Morris and his team are part of the CACHE, an organization focused on bringing together experts in ocean conservation and young researchers and PhDs, with the goal of training the next generation of scientists. Another of the organization’s core missions is to increase understanding of calcium production in marine environments and better predict the impact that climate change will have on marine and freshwater ecosystems.


Morris has also been exploring the use of discarded shells to help restore damaged oyster reefs, which would serve the dual purpose of reducing waste and protecting important ecosystems. If discarded shells are placed in reef areas, oyster larvae, known as spat, will often stick to them, and use these old shells as their permanent home. As time passes, if the reef is well managed it can grow in size and become self-sustaining. “Healthy shellfish populations can have many benefits to the environment: cleaning the water, providing a complex structure for other organisms to call home, and also acting as a coastal protection structure,” explained Morris. There have already been a handful of successful oyster reef rehabilitation projects at the local level across the U.S. that have relied on discarded mollusc shells.

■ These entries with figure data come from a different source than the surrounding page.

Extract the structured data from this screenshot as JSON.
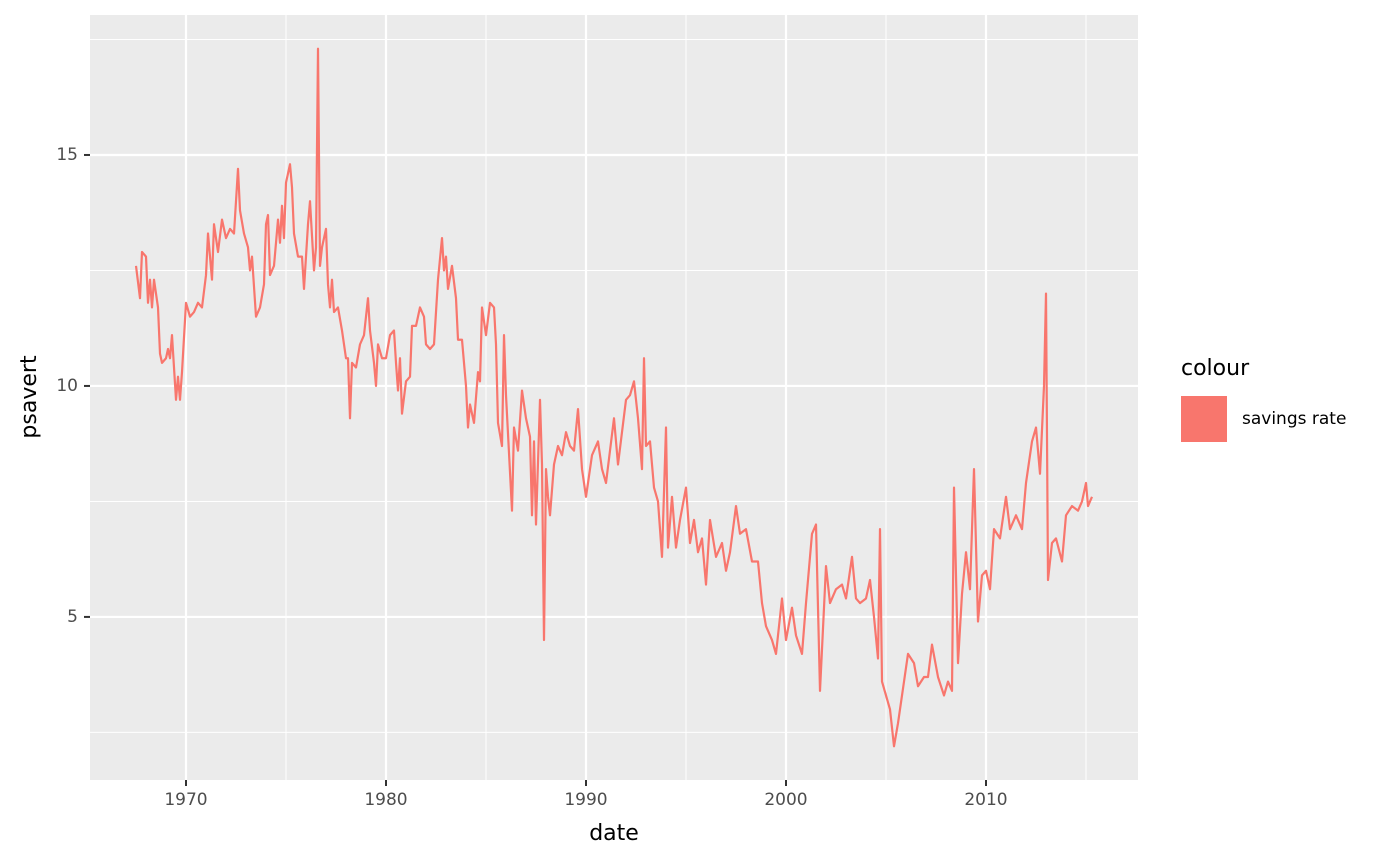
{
  "chart_data": {
    "type": "line",
    "x_label": "date",
    "y_label": "psavert",
    "legend_title": "colour",
    "legend_position": "right",
    "xlim": [
      1965.2,
      2017.6
    ],
    "ylim": [
      1.47,
      18.03
    ],
    "xticks": [
      1970,
      1980,
      1990,
      2000,
      2010
    ],
    "yticks": [
      5,
      10,
      15
    ],
    "x_minor_ticks": [
      1965,
      1975,
      1985,
      1995,
      2005,
      2015
    ],
    "y_minor_ticks": [
      2.5,
      7.5,
      12.5,
      17.5
    ],
    "grid": true,
    "panel_color": "#EBEBEB",
    "x": [
      1967.5,
      1967.7,
      1967.8,
      1968.0,
      1968.1,
      1968.2,
      1968.3,
      1968.4,
      1968.6,
      1968.7,
      1968.8,
      1969.0,
      1969.1,
      1969.2,
      1969.3,
      1969.5,
      1969.6,
      1969.7,
      1969.8,
      1970.0,
      1970.2,
      1970.4,
      1970.6,
      1970.8,
      1971.0,
      1971.1,
      1971.3,
      1971.4,
      1971.6,
      1971.8,
      1972.0,
      1972.2,
      1972.4,
      1972.6,
      1972.7,
      1972.9,
      1973.1,
      1973.2,
      1973.3,
      1973.5,
      1973.7,
      1973.9,
      1974.0,
      1974.1,
      1974.2,
      1974.4,
      1974.6,
      1974.7,
      1974.8,
      1974.9,
      1975.0,
      1975.2,
      1975.3,
      1975.4,
      1975.6,
      1975.8,
      1975.9,
      1976.1,
      1976.2,
      1976.4,
      1976.5,
      1976.6,
      1976.7,
      1976.8,
      1977.0,
      1977.1,
      1977.2,
      1977.3,
      1977.4,
      1977.6,
      1977.8,
      1978.0,
      1978.1,
      1978.2,
      1978.3,
      1978.5,
      1978.7,
      1978.9,
      1979.1,
      1979.2,
      1979.4,
      1979.5,
      1979.6,
      1979.8,
      1980.0,
      1980.2,
      1980.4,
      1980.5,
      1980.6,
      1980.7,
      1980.8,
      1981.0,
      1981.2,
      1981.3,
      1981.5,
      1981.7,
      1981.9,
      1982.0,
      1982.2,
      1982.4,
      1982.6,
      1982.8,
      1982.9,
      1983.0,
      1983.1,
      1983.3,
      1983.5,
      1983.6,
      1983.8,
      1984.0,
      1984.1,
      1984.2,
      1984.4,
      1984.6,
      1984.7,
      1984.8,
      1985.0,
      1985.2,
      1985.4,
      1985.5,
      1985.6,
      1985.8,
      1985.9,
      1986.0,
      1986.3,
      1986.4,
      1986.6,
      1986.8,
      1987.0,
      1987.2,
      1987.3,
      1987.4,
      1987.5,
      1987.7,
      1987.8,
      1987.9,
      1988.0,
      1988.1,
      1988.2,
      1988.4,
      1988.6,
      1988.8,
      1989.0,
      1989.2,
      1989.4,
      1989.6,
      1989.8,
      1990.0,
      1990.3,
      1990.6,
      1990.8,
      1991.0,
      1991.2,
      1991.4,
      1991.6,
      1991.8,
      1992.0,
      1992.2,
      1992.4,
      1992.6,
      1992.8,
      1992.9,
      1993.0,
      1993.2,
      1993.4,
      1993.6,
      1993.8,
      1994.0,
      1994.1,
      1994.3,
      1994.5,
      1994.7,
      1995.0,
      1995.2,
      1995.4,
      1995.6,
      1995.8,
      1996.0,
      1996.2,
      1996.5,
      1996.8,
      1997.0,
      1997.2,
      1997.5,
      1997.7,
      1998.0,
      1998.3,
      1998.6,
      1998.8,
      1999.0,
      1999.3,
      1999.5,
      1999.8,
      2000.0,
      2000.3,
      2000.5,
      2000.8,
      2001.0,
      2001.3,
      2001.5,
      2001.7,
      2002.0,
      2002.2,
      2002.5,
      2002.8,
      2003.0,
      2003.3,
      2003.5,
      2003.7,
      2004.0,
      2004.2,
      2004.4,
      2004.6,
      2004.7,
      2004.8,
      2005.0,
      2005.2,
      2005.4,
      2005.6,
      2005.9,
      2006.1,
      2006.4,
      2006.6,
      2006.9,
      2007.1,
      2007.3,
      2007.6,
      2007.9,
      2008.1,
      2008.3,
      2008.4,
      2008.6,
      2008.8,
      2009.0,
      2009.2,
      2009.4,
      2009.6,
      2009.8,
      2010.0,
      2010.2,
      2010.4,
      2010.7,
      2011.0,
      2011.2,
      2011.5,
      2011.8,
      2012.0,
      2012.3,
      2012.5,
      2012.7,
      2012.9,
      2013.0,
      2013.1,
      2013.3,
      2013.5,
      2013.8,
      2014.0,
      2014.3,
      2014.6,
      2014.8,
      2015.0,
      2015.1,
      2015.3
    ],
    "series": [
      {
        "name": "savings rate",
        "color": "#F8766D",
        "values": [
          12.6,
          11.9,
          12.9,
          12.8,
          11.8,
          12.3,
          11.7,
          12.3,
          11.7,
          10.7,
          10.5,
          10.6,
          10.8,
          10.6,
          11.1,
          9.7,
          10.2,
          9.7,
          10.3,
          11.8,
          11.5,
          11.6,
          11.8,
          11.7,
          12.4,
          13.3,
          12.3,
          13.5,
          12.9,
          13.6,
          13.2,
          13.4,
          13.3,
          14.7,
          13.8,
          13.3,
          13.0,
          12.5,
          12.8,
          11.5,
          11.7,
          12.2,
          13.5,
          13.7,
          12.4,
          12.6,
          13.6,
          13.1,
          13.9,
          13.2,
          14.4,
          14.8,
          14.3,
          13.3,
          12.8,
          12.8,
          12.1,
          13.5,
          14.0,
          12.5,
          13.0,
          17.3,
          12.6,
          13.0,
          13.4,
          12.2,
          11.7,
          12.3,
          11.6,
          11.7,
          11.2,
          10.6,
          10.6,
          9.3,
          10.5,
          10.4,
          10.9,
          11.1,
          11.9,
          11.2,
          10.5,
          10.0,
          10.9,
          10.6,
          10.6,
          11.1,
          11.2,
          10.5,
          9.9,
          10.6,
          9.4,
          10.1,
          10.2,
          11.3,
          11.3,
          11.7,
          11.5,
          10.9,
          10.8,
          10.9,
          12.3,
          13.2,
          12.5,
          12.8,
          12.1,
          12.6,
          11.9,
          11.0,
          11.0,
          10.0,
          9.1,
          9.6,
          9.2,
          10.3,
          10.1,
          11.7,
          11.1,
          11.8,
          11.7,
          10.9,
          9.2,
          8.7,
          11.1,
          9.8,
          7.3,
          9.1,
          8.6,
          9.9,
          9.3,
          8.9,
          7.2,
          8.8,
          7.0,
          9.7,
          8.3,
          4.5,
          8.2,
          7.6,
          7.2,
          8.3,
          8.7,
          8.5,
          9.0,
          8.7,
          8.6,
          9.5,
          8.2,
          7.6,
          8.5,
          8.8,
          8.2,
          7.9,
          8.6,
          9.3,
          8.3,
          9.0,
          9.7,
          9.8,
          10.1,
          9.3,
          8.2,
          10.6,
          8.7,
          8.8,
          7.8,
          7.5,
          6.3,
          9.1,
          6.5,
          7.6,
          6.5,
          7.1,
          7.8,
          6.6,
          7.1,
          6.4,
          6.7,
          5.7,
          7.1,
          6.3,
          6.6,
          6.0,
          6.4,
          7.4,
          6.8,
          6.9,
          6.2,
          6.2,
          5.3,
          4.8,
          4.5,
          4.2,
          5.4,
          4.5,
          5.2,
          4.6,
          4.2,
          5.3,
          6.8,
          7.0,
          3.4,
          6.1,
          5.3,
          5.6,
          5.7,
          5.4,
          6.3,
          5.4,
          5.3,
          5.4,
          5.8,
          5.0,
          4.1,
          6.9,
          3.6,
          3.3,
          3.0,
          2.2,
          2.7,
          3.6,
          4.2,
          4.0,
          3.5,
          3.7,
          3.7,
          4.4,
          3.7,
          3.3,
          3.6,
          3.4,
          7.8,
          4.0,
          5.5,
          6.4,
          5.6,
          8.2,
          4.9,
          5.9,
          6.0,
          5.6,
          6.9,
          6.7,
          7.6,
          6.9,
          7.2,
          6.9,
          7.9,
          8.8,
          9.1,
          8.1,
          10.0,
          12.0,
          5.8,
          6.6,
          6.7,
          6.2,
          7.2,
          7.4,
          7.3,
          7.5,
          7.9,
          7.4,
          7.6
        ]
      }
    ]
  }
}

An artificial oyster reef in the Netherlands. Credit: James Morris

While Morris’ work is concentrated on mollusc shells, there’s equal need to find sustainable uses for other marine waste; according to Nature, crustacean shells are 20–40% protein, 20–50% calcium carbonate and 15–40% chitin, all substances which could be repurposed.

“The proper disposal procedure for shell waste is in landfill, which costs a lot of money and can be a big burden for shellfish farmers and seafood producers,” said Morris. “Simply finding a use for shells to avoid taking them to a landfill already has economic value!”